The toxin prevents aminoacyl-tRNA, which is the little molecule that carries the amino acids to make proteins, from binding to the ribosome.
This stops all protein synthesis in the cell.
In addition to this it also leads to fragmentation of the DNA that activates apoptotic or cell-suicide pathways which causes the endothelial cell to die.
Normally, any disruption to the endothelial cell lining of a blood vessel is immediately repaired by primary hemostasis which is where a platelet plug forms to prevent more bleeding.
So when large numbers of kidney endothelial cells start undergoing apoptosis, lots of tiny blood clots start to form in the kidneys.
Another way that clots form is through a condition called thrombotic thrombocytopenic purpura or TTP.
In TTP, clots start to form inappropriately, and the underlying reason has to do with a molecule called von Willebrand factor or vWF - named for a Finnish doctor named Erik von Willebrand.
vWF is a huge protein made by the endothelial cells and platelets, and the protein gets released when it's time for platelets to stick together to form a clot.
Now, platelets have a glycoprotein receptor on their surfaces called the Gp-Ib receptor that binds with the vWF protein.
You can think of vWF as a very tiny piece of sticky tape that multiple platelets bind to and form a clot.
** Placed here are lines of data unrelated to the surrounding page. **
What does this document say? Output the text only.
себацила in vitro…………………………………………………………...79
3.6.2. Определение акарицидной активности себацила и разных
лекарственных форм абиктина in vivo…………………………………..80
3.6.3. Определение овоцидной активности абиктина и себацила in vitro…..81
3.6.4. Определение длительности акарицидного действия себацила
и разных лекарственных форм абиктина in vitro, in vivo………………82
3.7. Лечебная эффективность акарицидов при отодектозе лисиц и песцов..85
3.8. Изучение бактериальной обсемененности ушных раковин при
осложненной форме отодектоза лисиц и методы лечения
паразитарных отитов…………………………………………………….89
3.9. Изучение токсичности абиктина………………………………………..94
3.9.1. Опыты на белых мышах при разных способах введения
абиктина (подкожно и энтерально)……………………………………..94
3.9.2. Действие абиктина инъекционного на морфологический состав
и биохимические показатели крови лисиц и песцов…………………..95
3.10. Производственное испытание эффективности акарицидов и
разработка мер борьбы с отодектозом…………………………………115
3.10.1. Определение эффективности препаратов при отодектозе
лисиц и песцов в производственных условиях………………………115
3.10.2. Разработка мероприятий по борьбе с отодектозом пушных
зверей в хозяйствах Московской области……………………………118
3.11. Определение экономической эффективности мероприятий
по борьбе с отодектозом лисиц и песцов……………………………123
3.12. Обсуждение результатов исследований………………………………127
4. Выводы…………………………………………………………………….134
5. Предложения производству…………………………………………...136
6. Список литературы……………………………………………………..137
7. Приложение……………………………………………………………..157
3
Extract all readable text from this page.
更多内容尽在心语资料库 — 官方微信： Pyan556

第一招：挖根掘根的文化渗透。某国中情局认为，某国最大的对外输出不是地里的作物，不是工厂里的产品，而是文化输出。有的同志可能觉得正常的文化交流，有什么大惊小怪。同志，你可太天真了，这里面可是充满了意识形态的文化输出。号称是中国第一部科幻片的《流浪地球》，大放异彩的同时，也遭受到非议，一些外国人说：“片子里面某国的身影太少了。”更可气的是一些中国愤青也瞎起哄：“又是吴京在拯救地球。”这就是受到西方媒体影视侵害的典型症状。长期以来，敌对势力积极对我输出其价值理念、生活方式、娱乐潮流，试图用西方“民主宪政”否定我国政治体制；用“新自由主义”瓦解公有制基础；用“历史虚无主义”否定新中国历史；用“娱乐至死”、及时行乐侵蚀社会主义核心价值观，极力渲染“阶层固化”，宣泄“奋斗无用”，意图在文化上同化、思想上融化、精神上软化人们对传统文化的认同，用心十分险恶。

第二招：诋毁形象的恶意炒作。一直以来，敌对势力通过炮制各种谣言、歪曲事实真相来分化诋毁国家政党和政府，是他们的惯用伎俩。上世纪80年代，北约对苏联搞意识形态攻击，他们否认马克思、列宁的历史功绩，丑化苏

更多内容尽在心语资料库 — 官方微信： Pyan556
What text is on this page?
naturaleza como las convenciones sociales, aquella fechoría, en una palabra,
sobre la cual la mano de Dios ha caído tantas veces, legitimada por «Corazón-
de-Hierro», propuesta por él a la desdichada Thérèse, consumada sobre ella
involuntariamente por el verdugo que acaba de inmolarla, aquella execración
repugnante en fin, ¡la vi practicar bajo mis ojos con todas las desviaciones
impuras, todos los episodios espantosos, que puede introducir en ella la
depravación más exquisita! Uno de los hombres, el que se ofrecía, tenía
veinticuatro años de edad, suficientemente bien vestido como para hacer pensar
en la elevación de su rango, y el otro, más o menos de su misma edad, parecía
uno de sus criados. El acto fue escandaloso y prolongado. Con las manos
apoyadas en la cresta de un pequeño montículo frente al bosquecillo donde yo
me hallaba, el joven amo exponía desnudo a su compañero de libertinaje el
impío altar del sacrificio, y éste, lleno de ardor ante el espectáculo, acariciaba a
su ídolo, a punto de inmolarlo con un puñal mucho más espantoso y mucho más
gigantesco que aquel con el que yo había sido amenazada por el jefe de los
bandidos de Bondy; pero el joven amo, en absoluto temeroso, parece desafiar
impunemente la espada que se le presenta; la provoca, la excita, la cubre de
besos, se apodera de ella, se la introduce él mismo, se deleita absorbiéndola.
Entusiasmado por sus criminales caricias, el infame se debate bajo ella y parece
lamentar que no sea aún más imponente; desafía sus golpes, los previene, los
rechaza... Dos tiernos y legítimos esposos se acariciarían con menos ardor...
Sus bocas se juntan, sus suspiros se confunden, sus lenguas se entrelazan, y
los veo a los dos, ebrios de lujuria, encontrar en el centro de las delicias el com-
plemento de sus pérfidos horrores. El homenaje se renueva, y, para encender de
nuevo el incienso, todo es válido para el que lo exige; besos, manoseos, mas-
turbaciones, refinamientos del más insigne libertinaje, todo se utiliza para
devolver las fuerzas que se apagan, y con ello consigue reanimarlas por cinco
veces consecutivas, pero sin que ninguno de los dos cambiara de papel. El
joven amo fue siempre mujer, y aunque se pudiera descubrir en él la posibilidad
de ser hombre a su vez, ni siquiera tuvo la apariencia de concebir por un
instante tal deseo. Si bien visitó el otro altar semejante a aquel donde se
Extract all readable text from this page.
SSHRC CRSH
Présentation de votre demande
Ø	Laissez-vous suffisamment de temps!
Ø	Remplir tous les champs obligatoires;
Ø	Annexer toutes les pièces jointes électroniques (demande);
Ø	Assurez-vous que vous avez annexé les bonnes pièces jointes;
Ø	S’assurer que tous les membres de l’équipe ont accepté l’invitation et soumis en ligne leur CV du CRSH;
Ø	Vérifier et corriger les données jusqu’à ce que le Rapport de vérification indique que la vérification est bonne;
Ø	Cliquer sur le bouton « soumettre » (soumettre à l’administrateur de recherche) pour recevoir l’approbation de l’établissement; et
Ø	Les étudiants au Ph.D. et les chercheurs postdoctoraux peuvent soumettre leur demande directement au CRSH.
Under normal conditions, once time has passed and the clot has served its role, the von Willebrand factor protein gets chopped into small pieces by an enzyme that floats around in the blood called ADAMTS13.
In thrombotic thrombocytopenic purpura, the ADAMTS13 enzyme is not as active, which means that there is excess von Willebrand factor floating around in the blood, and that von Willebrand factor starts binding to platelets and forming clots willy-nilly throughout the body including the kidneys.
This inappropriate formation of clots also means that there are fewer platelets available when clots are actually needed.